Interior advances Mass. leasing proposal
The Interior Department’s draft environmental assessment proposes developing a wind energy area about 14 miles south of Martha’s Vineyard, excluding high-value fishing grounds and important sea duck habitat areas.
“Responsible development of abundant wind energy in places like offshore Massachusetts is a key part of the Obama Administration’s all of the above energy strategy,” said Tommy Beaudreau, director of the Bureau of Ocean Energy Management, in a statement. “At the same time, we must ensure that the potential effects of wind energy development on other resources, such as marine mammals and fishing, are closely analyzed and that appropriate protections are put in place.”
Release of the environmental assessment comes a week after BOEM announced an agreement to issue a noncompetitive lease to NRG Bluewater Wind Delaware LLC for development off the Delaware coast, which is the second offshore lease in U.S. waters and the first under the Obama administration’s new leasing regime (E&ENews PM, Oct. 23). A spokeswoman for BOEM said the lease would be finalized and available to the public by mid-November.
Leases issued under the Massachusetts proposal would give winning bidders the exclusive right to install meteorological towers and test buoys to assist in project planning or to submit an offshore wind construction plan. The environmental assessment anticipates construction of up to five meteorological towers and 10 buoys, resulting in up to 6,500 vessel round trips over a five-year period.
In April, BOEM announced it had received 10 nominations of interest from industry, including leasing proposals from Deepwater Wind New England LLC, Fishermen’s Energy LLC, enXco Development Corp. and Spanish firm Iberdrola Renewables Inc.
The agency will next determine whether to issue a finding of no significant impact (FONSI) authorizing leasing or to launch a more comprehensive environmental impact statement.
BOEM earlier this year issued a FONSI for wind energy areas off the coasts of Virginia, Delaware, Maryland and New Jersey, trimming significant time off the development timeline, according to industry officials. An environmental assessment for a separate leasing area off Massachusetts and Rhode Island was issued in midsummer.

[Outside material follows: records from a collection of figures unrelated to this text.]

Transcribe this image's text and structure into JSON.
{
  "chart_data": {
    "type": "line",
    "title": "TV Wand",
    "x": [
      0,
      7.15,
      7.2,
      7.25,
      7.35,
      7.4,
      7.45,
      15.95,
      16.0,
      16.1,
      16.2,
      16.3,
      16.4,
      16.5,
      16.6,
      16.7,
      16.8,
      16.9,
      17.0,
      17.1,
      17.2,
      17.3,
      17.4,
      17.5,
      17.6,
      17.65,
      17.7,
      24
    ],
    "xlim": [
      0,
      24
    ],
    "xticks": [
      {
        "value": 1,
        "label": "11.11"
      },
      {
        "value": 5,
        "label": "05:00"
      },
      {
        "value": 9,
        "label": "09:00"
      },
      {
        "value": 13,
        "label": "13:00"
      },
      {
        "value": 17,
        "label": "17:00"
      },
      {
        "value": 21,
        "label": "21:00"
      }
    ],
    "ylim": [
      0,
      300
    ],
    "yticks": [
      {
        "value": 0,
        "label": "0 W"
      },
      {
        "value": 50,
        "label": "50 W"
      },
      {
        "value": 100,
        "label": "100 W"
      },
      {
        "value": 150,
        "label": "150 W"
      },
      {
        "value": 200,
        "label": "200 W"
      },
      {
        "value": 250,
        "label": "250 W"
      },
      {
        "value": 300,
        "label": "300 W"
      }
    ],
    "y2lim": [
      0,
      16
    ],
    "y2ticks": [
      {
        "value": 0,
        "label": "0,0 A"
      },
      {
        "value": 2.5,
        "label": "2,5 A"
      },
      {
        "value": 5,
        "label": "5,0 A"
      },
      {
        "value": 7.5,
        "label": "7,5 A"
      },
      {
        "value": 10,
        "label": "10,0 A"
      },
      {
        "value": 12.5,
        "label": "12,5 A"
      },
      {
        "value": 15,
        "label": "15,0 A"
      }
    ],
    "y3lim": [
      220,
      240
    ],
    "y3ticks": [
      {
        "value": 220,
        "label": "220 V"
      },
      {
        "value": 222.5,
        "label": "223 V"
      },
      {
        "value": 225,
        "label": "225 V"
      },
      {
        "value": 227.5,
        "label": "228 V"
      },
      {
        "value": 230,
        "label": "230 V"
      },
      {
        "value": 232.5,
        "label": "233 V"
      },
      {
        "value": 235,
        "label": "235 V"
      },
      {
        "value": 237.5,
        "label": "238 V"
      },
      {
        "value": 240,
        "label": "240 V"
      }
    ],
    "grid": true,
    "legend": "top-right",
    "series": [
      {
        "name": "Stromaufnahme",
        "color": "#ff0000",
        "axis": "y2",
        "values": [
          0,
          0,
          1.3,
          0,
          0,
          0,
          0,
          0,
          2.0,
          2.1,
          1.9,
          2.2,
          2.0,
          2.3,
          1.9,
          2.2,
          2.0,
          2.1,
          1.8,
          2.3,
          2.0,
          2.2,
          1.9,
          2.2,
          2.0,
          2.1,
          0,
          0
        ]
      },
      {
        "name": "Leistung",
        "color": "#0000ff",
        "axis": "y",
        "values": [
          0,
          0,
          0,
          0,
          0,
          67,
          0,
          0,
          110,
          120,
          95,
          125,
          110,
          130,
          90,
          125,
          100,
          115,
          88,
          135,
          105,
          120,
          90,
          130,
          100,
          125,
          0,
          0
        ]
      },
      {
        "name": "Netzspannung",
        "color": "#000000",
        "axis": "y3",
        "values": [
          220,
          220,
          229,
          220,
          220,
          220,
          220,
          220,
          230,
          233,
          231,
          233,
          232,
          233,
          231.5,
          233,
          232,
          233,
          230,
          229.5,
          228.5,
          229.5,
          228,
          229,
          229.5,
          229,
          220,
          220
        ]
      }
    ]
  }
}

Jim Lanard, president of the Offshore Wind Development Coalition in Washington, D.C., said the Massachusetts environmental assessment is a “key step” to reaching the nation’s energy and security independence goals.
“We are delighted that the Bureau of Ocean Energy Management continues to support development of the offshore wind industry that will result in establishment of thousands of high-skilled jobs and manufacturing opportunities for our workers here in the U.S.,” he said in an email.

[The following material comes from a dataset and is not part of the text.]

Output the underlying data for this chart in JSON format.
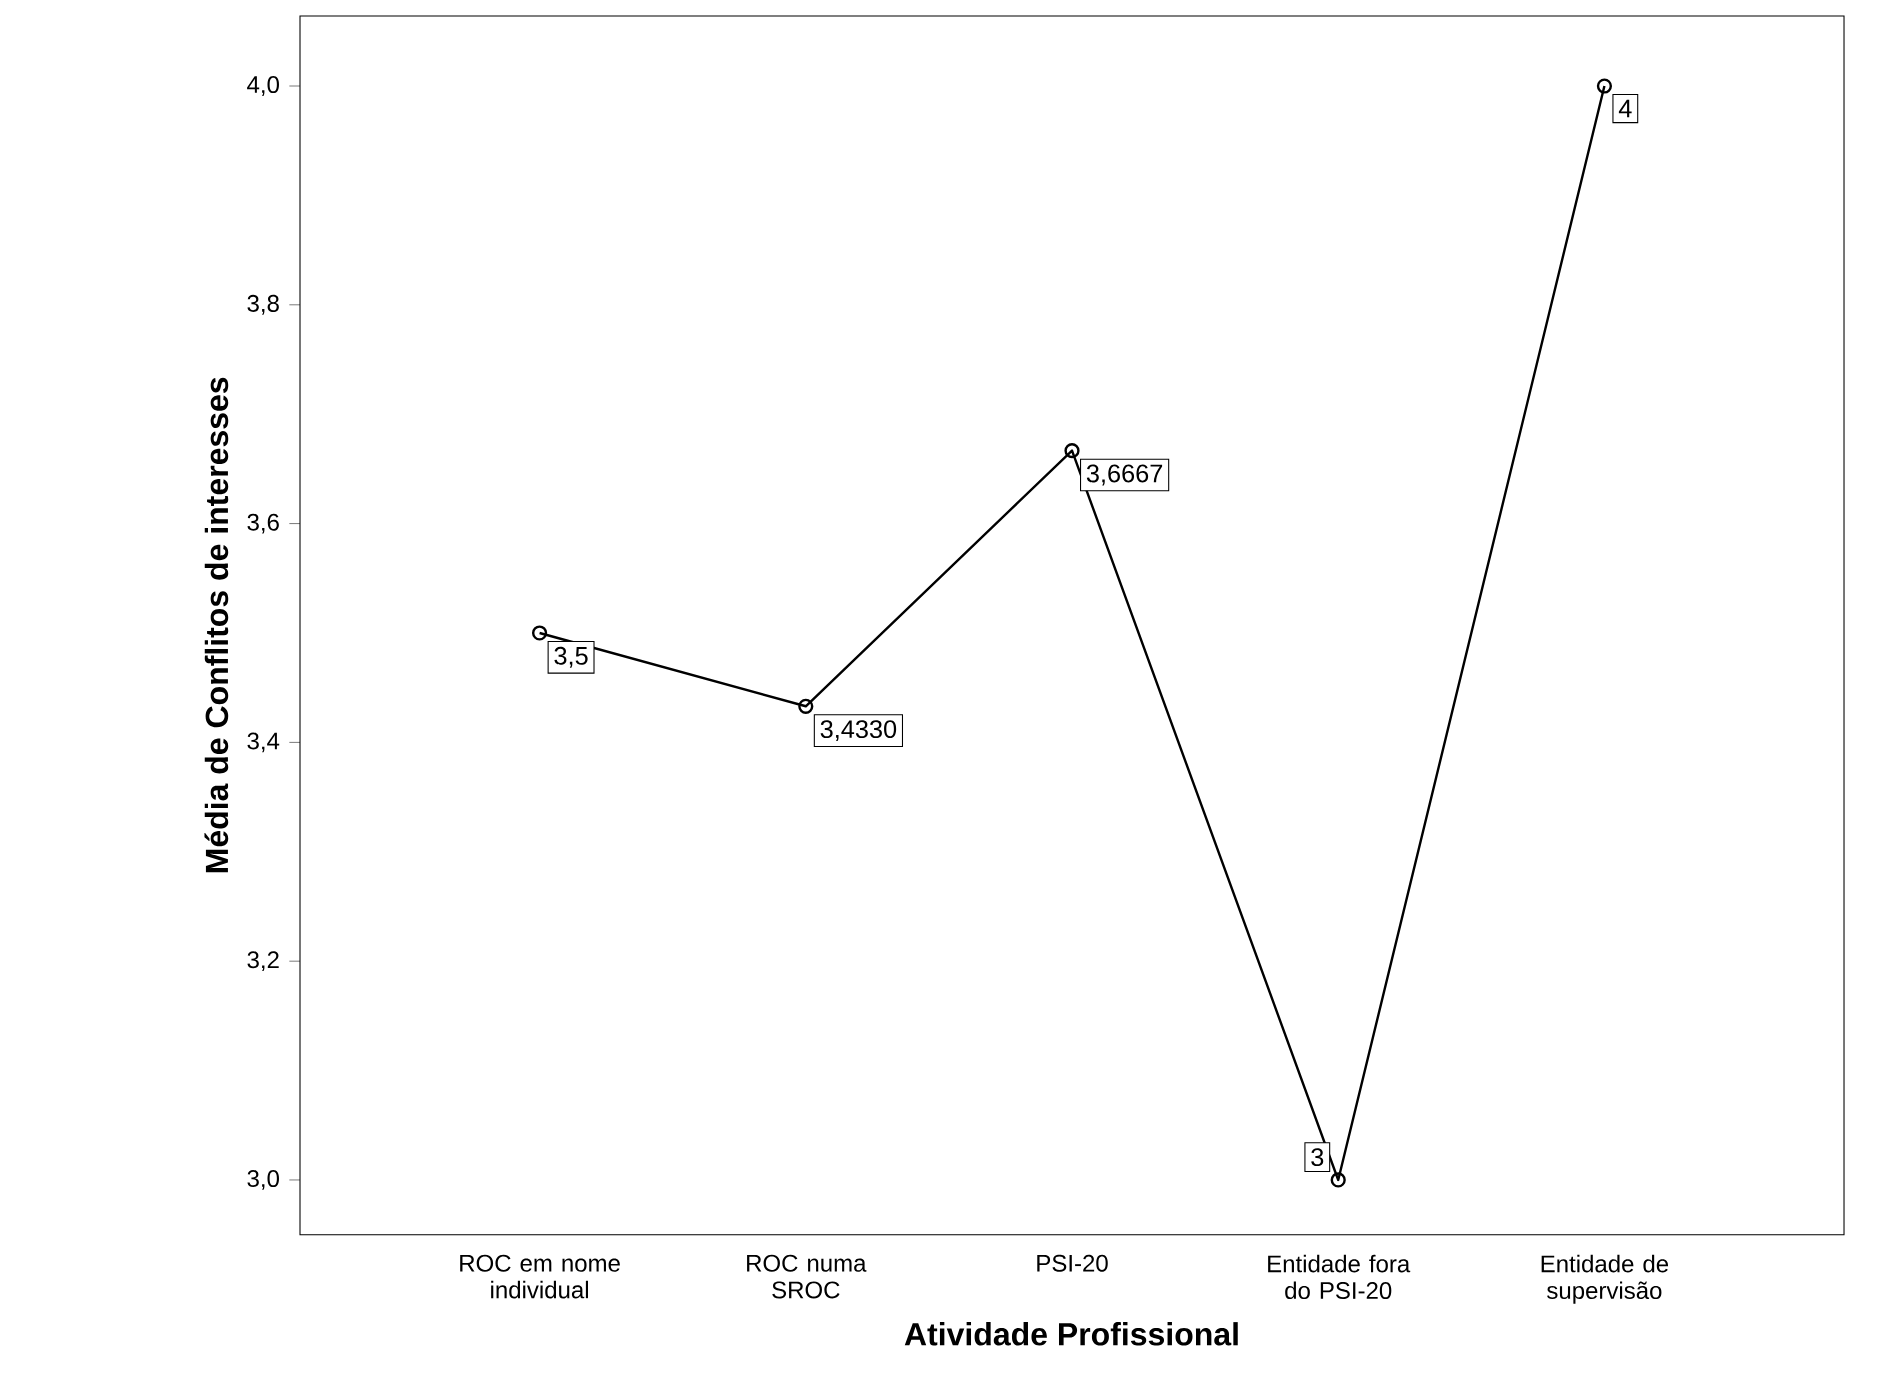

The 396-page assessment includes an alternative that would exclude roughly 25 percent of the wind energy area to protect the critically endangered right whale, which uses the area during its regular migration. Up to one-fourth of the species’ population — which numbers about 375 — has been observed in the call area, BOEM said.
While collisions with ships are the leading cause of right whale deaths, many fear the sound of boats, seismic surveys and pile driving during the planning and construction of wind farms could further stress the species.
Jack Clarke, director of public policy and government relations for Mass Audubon in Boston, said the wind energy area will protect the movement of sea ducks in and out of Nantucket Sound. While questions remain over whale migration patterns, he said most have been satisfied by the National Marine Fisheries Service and the Fish and Wildlife Service.
“We’re very satisfied,” he said in an interview. “I think BOEM is in a good position to take their next steps in terms of leasing for that area.”
BOEM will conduct four listening sessions in Massachusetts in mid-November and is accepting written comments until Dec. 3.
Offshore wind development has occurred almost exclusively in Europe — where more than 50 projects and nearly 4,000 megawatts have been installed in the past decade, according to the U.S. Department of Energy. No projects have sprouted in the United States, where developers have faced shifting federal tax policy, high capital costs, a lack of transmission and maritime infrastructure, and some lawsuits.
But the Atlantic could support up to 54,000 megawatts of projects by 2030, DOE says.